Figure 3. Abl and Arg regulate p120 and p190 colocalization

(A) WT, (B) abl^—/—, and (C) arg^—/— fibroblasts were plated on 10 μg/mL FN-coated coverslips for one hour, fixed and stained for p120RasGAP, p190RhoGAP, and F-actin. Images were obtained with a 40× objective lens. Merged image (merge) shows p120 (red), p190 (green), and F-actin (blue). NIH ImageJ colocalization image (p120:p190 colocalization) for WT, abl^—/—, and arg^—/— fibroblasts. Pixels that were above computer-determined threshold values for p120 and p190 are coded white, while other pixels are coded black. Thresholds were set to display the maximal differences in colocalization staining between the cell genotypes. Bar = 10 μm. (D-F) Cell lysates (30 μg) of WT, abl^—/—, and arg^—/— fibroblasts were probed for p120, p190, and Hsp70 (control) (D). p190 levels are similar to WT cells for both knockout lines (E). p120 levels are similar for WT and abl^—/— cells, but p120 levels in arg^—/— cells are 20% reduced relative to WT and abl^—/— cells, n = 4 experiments. (G) Mean fractional colocalization intensity distribution (the fraction of total intensity at a given radial distance) for WT, abl^—/—, and arg^—/— cells at 0-40% (“central”), 40-80% (“medial”), and 80-100% (“peripheral”) of the radius from the nucleus to the cell periphery. Mean ± S.E. 21 cells were analyzed for each genotype. Two-factor ANOVA with repeated measures indicated a significant interaction between p120:p190 colocalization staining distribution and genotype [F(4,120) = 23.7, p < 0.0001]. *p < 0.05, by post hoc Student-Newman-Keuls. (H) Rho activity levels were measured in WT and abl^—/— cells at various times after plating on fibronectin. Points represent mean RhoGTP levels ± S.E., n ≥ 3 for each genotype. Two-factor ANOVA does not show a significant effect of genotype on Rho activity levels [F(1,29) = 0.3241, p = 0.5755].

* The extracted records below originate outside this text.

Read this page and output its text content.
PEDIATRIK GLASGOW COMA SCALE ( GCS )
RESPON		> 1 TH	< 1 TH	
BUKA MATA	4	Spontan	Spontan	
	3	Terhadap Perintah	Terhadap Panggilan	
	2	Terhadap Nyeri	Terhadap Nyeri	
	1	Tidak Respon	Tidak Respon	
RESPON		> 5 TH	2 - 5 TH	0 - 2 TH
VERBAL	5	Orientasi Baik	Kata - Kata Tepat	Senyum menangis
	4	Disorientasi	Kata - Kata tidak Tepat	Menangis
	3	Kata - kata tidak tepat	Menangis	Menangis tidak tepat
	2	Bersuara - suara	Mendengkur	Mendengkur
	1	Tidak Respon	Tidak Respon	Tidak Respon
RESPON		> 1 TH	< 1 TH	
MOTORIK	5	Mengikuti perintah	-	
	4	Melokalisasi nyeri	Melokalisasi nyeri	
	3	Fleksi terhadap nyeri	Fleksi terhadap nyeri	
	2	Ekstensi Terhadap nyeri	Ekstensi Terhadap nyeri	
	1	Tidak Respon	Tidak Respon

Figure 4. Abl and Arg regulate different zones of the actomyosin contractile apparatus

(A) WT, (B) abl^—/—, and (C) arg^—/— fibroblasts were plated on 10 μg/mL FN-coated coverslips for one hour, fixed and stained for paxillin and F-actin. Images were obtained with a 40× objective lens. Merged image (merge) shows pMLC (green) and F-actin (red). Bar = 10 μm. (D) Mean fractional pMLC intensity distribution (the fraction of total intensity at a given radial distance) for WT, abl^—/—, and arg^—/— cells at 0-40% (“central”), 40-80% (“medial”), and 80-100% (“peripheral”) of the radius from the nucleus to the cell periphery. Mean ± S.E. At least 24 cells were analyzed for each genotype and the quantification. Two-factor ANOVA with repeated measures indicated a significant interaction between pMLC staining distribution and genotype [F(4,148) = 22.7, p < 0.0001]. *p < 0.05, by post hoc Student-Newman-Keuls. (E) Contractility of WT, abl^—/—, and arg^—/— cells collagen/FN gels. The percent decrease in gel diameter is shown for each genotype. The control is a gel with no cells added. Mean ± S.E. 10 experiments for each genotype. ANOVA between data for all genotypes [F(3,36) = 103.1, p < 0.0001]. *p < 0.05, by post hoc Student-Newman-Keuls.